Every acting man carries, so to speak, a positive originary interest rate in himself. So if the market interest rate is zero, no one would put their savings in time-consuming production processes any longer. People would not be willing to offer their savings for replacement investments or new investments. They would simply hoard them “under their mattresses.”Capital consumption would set in. In other words: by bringing the market interest rate down to zero, central banks would destroy the market economy with its division of labor as we know it today.

The End Game

In recent years, most central banks have concentrated on policies that push down selected types of market yields, in particular those in the funding markets for government debt, mortgage debt, and bank debt. However, the consequences of such actions are increasingly felt in other asset markets. In a search for yields, investors increasingly use their funds to purchase, say, stocks and real estate. As a result, these asset prices rise, thereby lowering their future returns. In other words: the zero interest rate policy of the central banks drags down basically all kinds of yields with it. This may go on for quite a while.

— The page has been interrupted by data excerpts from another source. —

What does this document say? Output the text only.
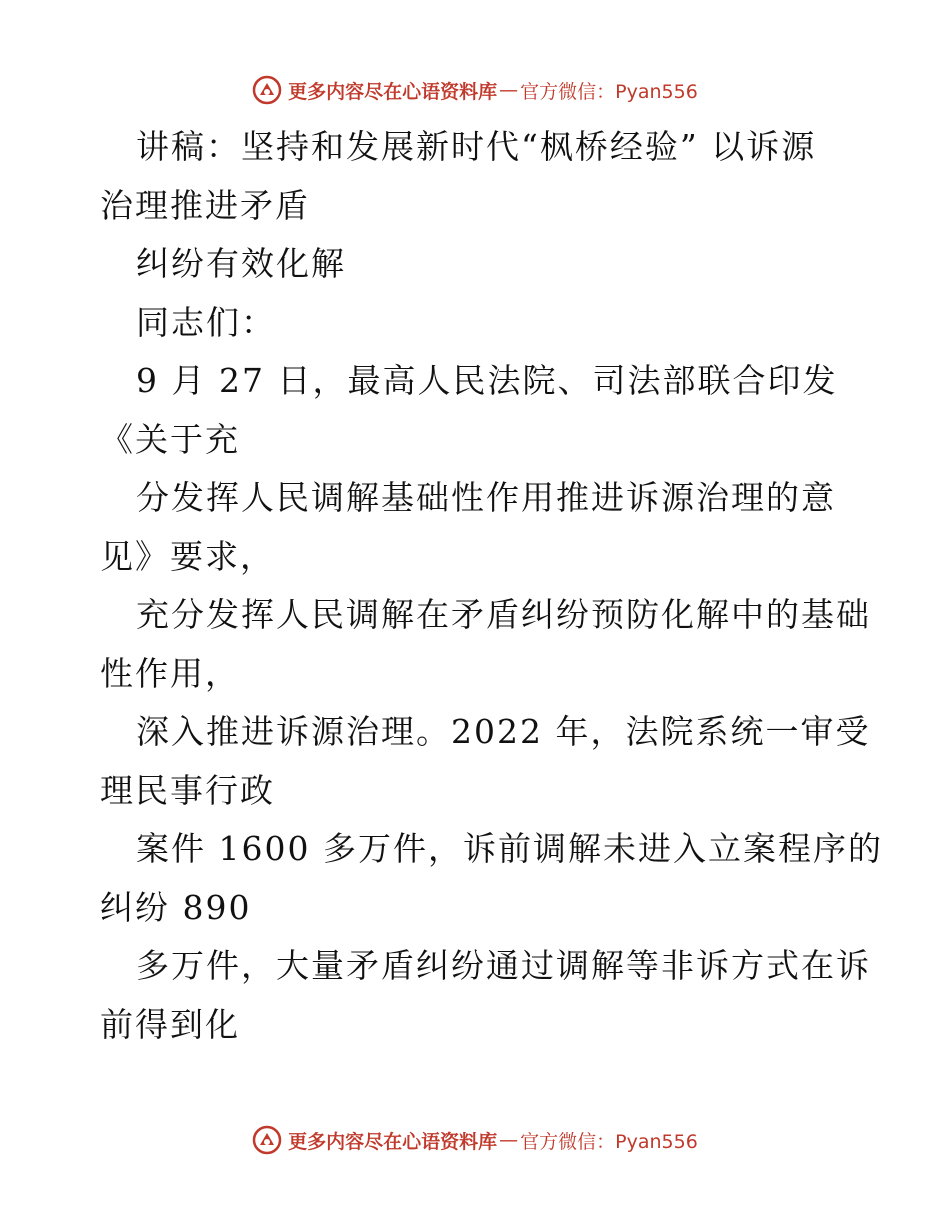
更多内容尽在心语资料库 — 官方微信：Pyan556
讲稿：坚持和发展新时代“枫桥经验” 以诉源
治理推进矛盾
纠纷有效化解
同志们：
9 月 27 日，最高人民法院、司法部联合印发
《关于充
分发挥人民调解基础性作用推进诉源治理的意
见》要求，
充分发挥人民调解在矛盾纠纷预防化解中的基础
性作用，
深入推进诉源治理。2022 年，法院系统一审受
理民事行政
案件 1600 多万件，诉前调解未进入立案程序的
纠纷 890
多万件，大量矛盾纠纷通过调解等非诉方式在诉
前得到化
更多内容尽在心语资料库 — 官方微信：Pyan556
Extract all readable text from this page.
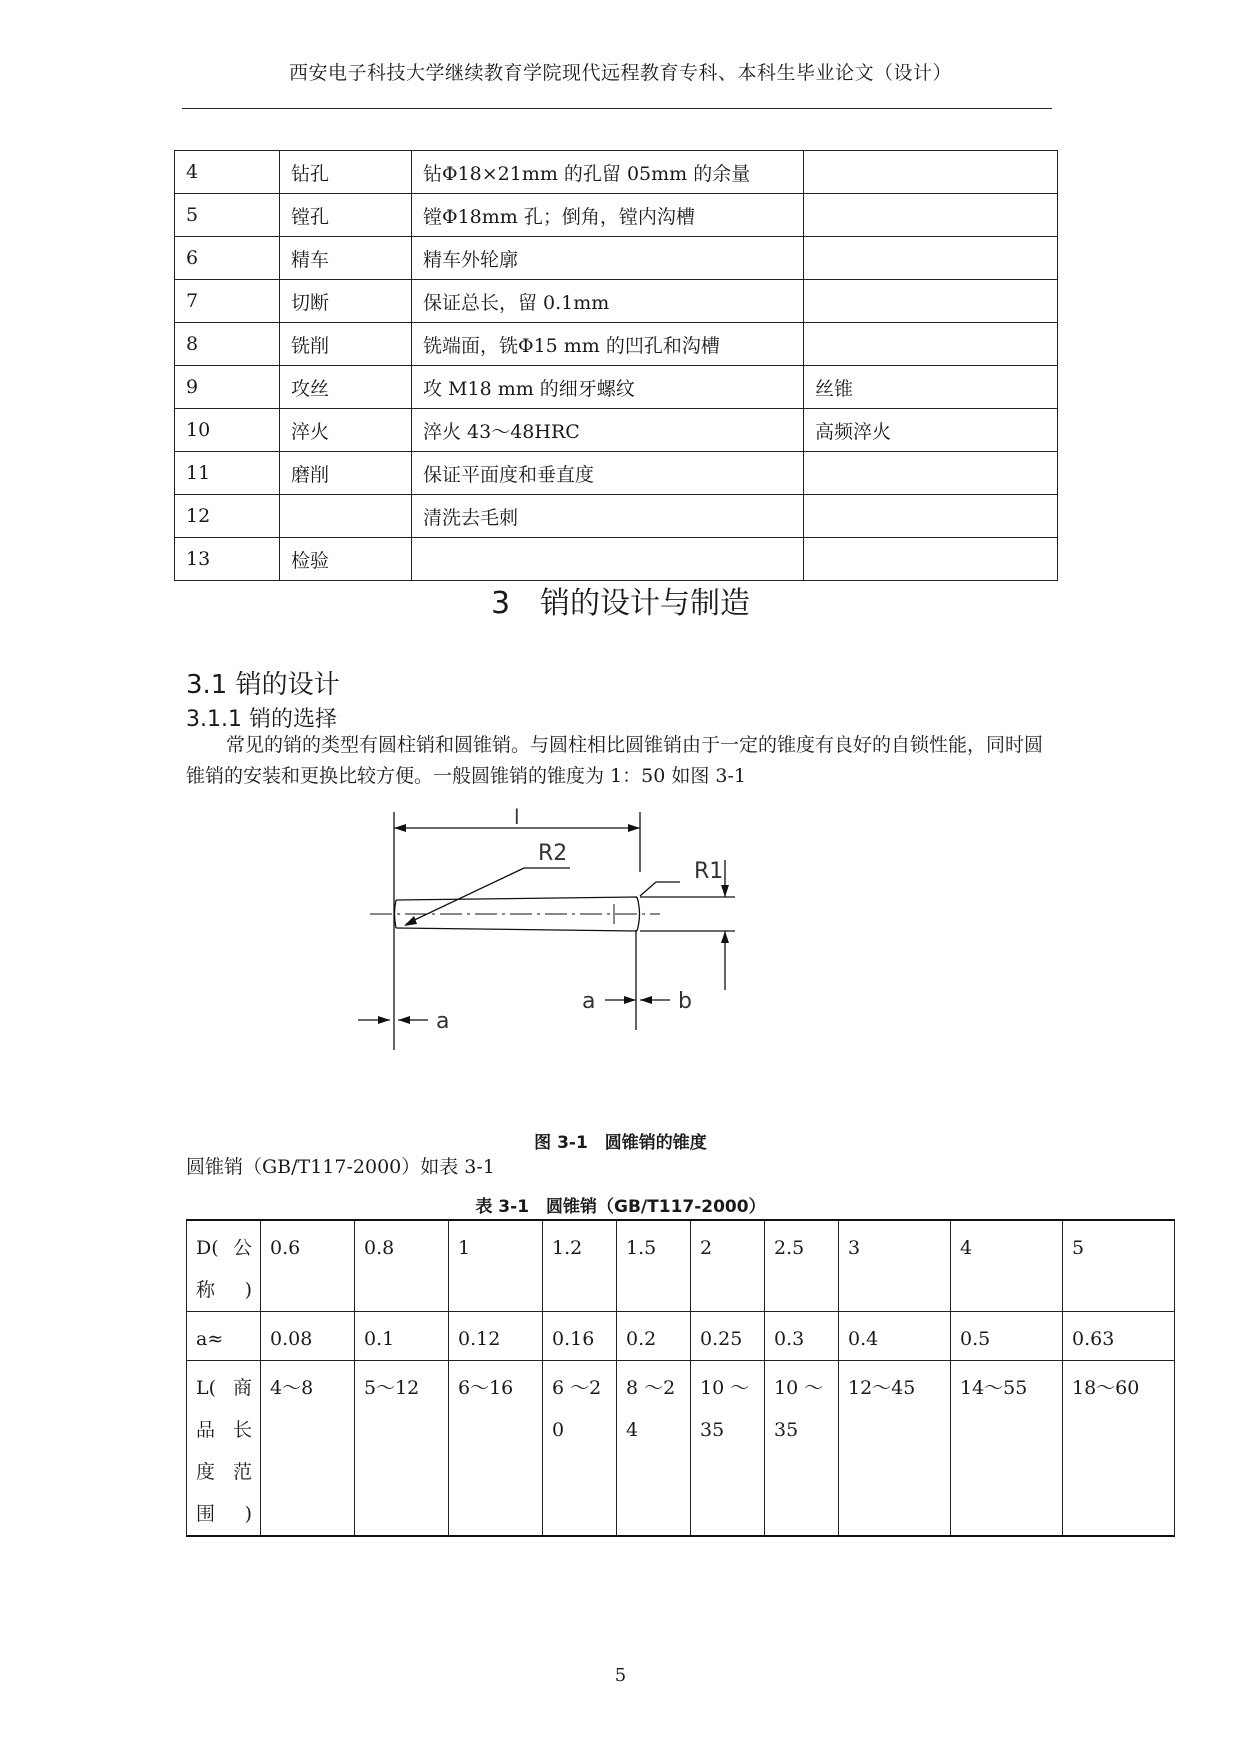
西安电子科技大学继续教育学院现代远程教育专科、本科生毕业论文（设计）
4	钻孔	钻Φ18×21mm 的孔留 05mm 的余量	
5	镗孔	镗Φ18mm 孔；倒角，镗内沟槽	
6	精车	精车外轮廓	
7	切断	保证总长，留 0.1mm	
8	铣削	铣端面，铣Φ15 mm 的凹孔和沟槽	
9	攻丝	攻 M18 mm 的细牙螺纹	丝锥
10	淬火	淬火 43～48HRC	高频淬火
11	磨削	保证平面度和垂直度	
12		清洗去毛刺	
13	检验		
3　销的设计与制造
3.1 销的设计
3.1.1 销的选择

常见的销的类型有圆柱销和圆锥销。与圆柱相比圆锥销由于一定的锥度有良好的自锁性能，同时圆锥销的安装和更换比较方便。一般圆锥销的锥度为 1：50 如图 3-1

l
R2
R1
a	b
a
图 3-1　圆锥销的锥度
圆锥销（GB/T117-2000）如表 3-1
表 3-1　圆锥销（GB/T117-2000）
D( 公称)	0.6	0.8	1	1.2	1.5	2	2.5	3	4	5

a≈	0.08	0.1	0.12	0.16	0.2	0.25	0.3	0.4	0.5	0.63

L( 商品长度范围)	4～8	5～12	6～16	6 ～20	8 ～24	10 ～35	10 ～35	12～45	14～55	18～60
5
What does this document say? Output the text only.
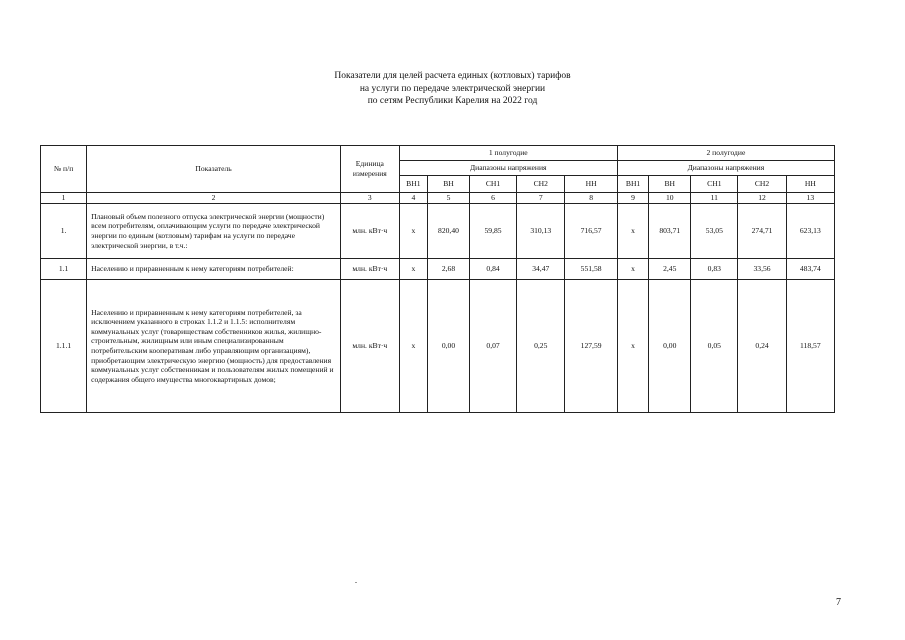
Показатели для целей расчета единых (котловых) тарифов
на услуги по передаче электрической энергии
по сетям Республики Карелия на 2022 год
№ п/п	Показатель	Единица измерения	1 полугодие					2 полугодие				
			Диапазоны напряжения					Диапазоны напряжения				
			ВН1	ВН	СН1	СН2	НН	ВН1	ВН	СН1	СН2	НН
1	2	3	4	5	6	7	8	9	10	11	12	13
1.	Плановый объем полезного отпуска электрической энергии (мощности) всем потребителям, оплачивающим услуги по передаче электрической энергии по единым (котловым) тарифам на услуги по передаче электрической энергии, в т.ч.:	млн. кВт·ч	х	820,40	59,85	310,13	716,57	х	803,71	53,05	274,71	623,13
1.1	Населению и приравненным к нему категориям потребителей:	млн. кВт·ч	х	2,68	0,84	34,47	551,58	х	2,45	0,83	33,56	483,74
1.1.1	Населению и приравненным к нему категориям потребителей, за исключением указанного в строках 1.1.2 и 1.1.5: исполнителям коммунальных услуг (товариществам собственников жилья, жилищно-строительным, жилищным или иным специализированным потребительским кооперативам либо управляющим организациям), приобретающим электрическую энергию (мощность) для предоставления коммунальных услуг собственникам и пользователям жилых помещений и содержания общего имущества многоквартирных домов;	млн. кВт·ч	х	0,00	0,07	0,25	127,59	х	0,00	0,05	0,24	118,57
7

But once all market interest rates hit zero, the real trouble starts: the boom turns to bust. Credit markets shut down, borrowers can no longer roll over their maturing debt, and no investor is willing to lend new funds. To prevent credit defaults and the collapse of the debt pyramid, central banks would presumably step in as “lenders of last resort,” refinancing basically all kinds of borrowers in need. An outright inflation policy would begin. Nevertheless, capital consumption and economic regression would set in. People’s living standards would nosedive; many would be thrown into outright misery.

Applying the ABCT to real-world developments yields the following insights: Central banks have done nothing to put an end to the boom-and-bust cycle. Instead, their unscrupulous interventions in credit markets just prolong the boom. However, it would be mistaken to assume that by bringing market interest rates to zero, a perpetual boom could be created. Such a policy is self-defeating: once all market interest rates have been dragged down to zero, the capitalistic economic system will collapse. Then—at the latest—the boom will definitely turn into bust.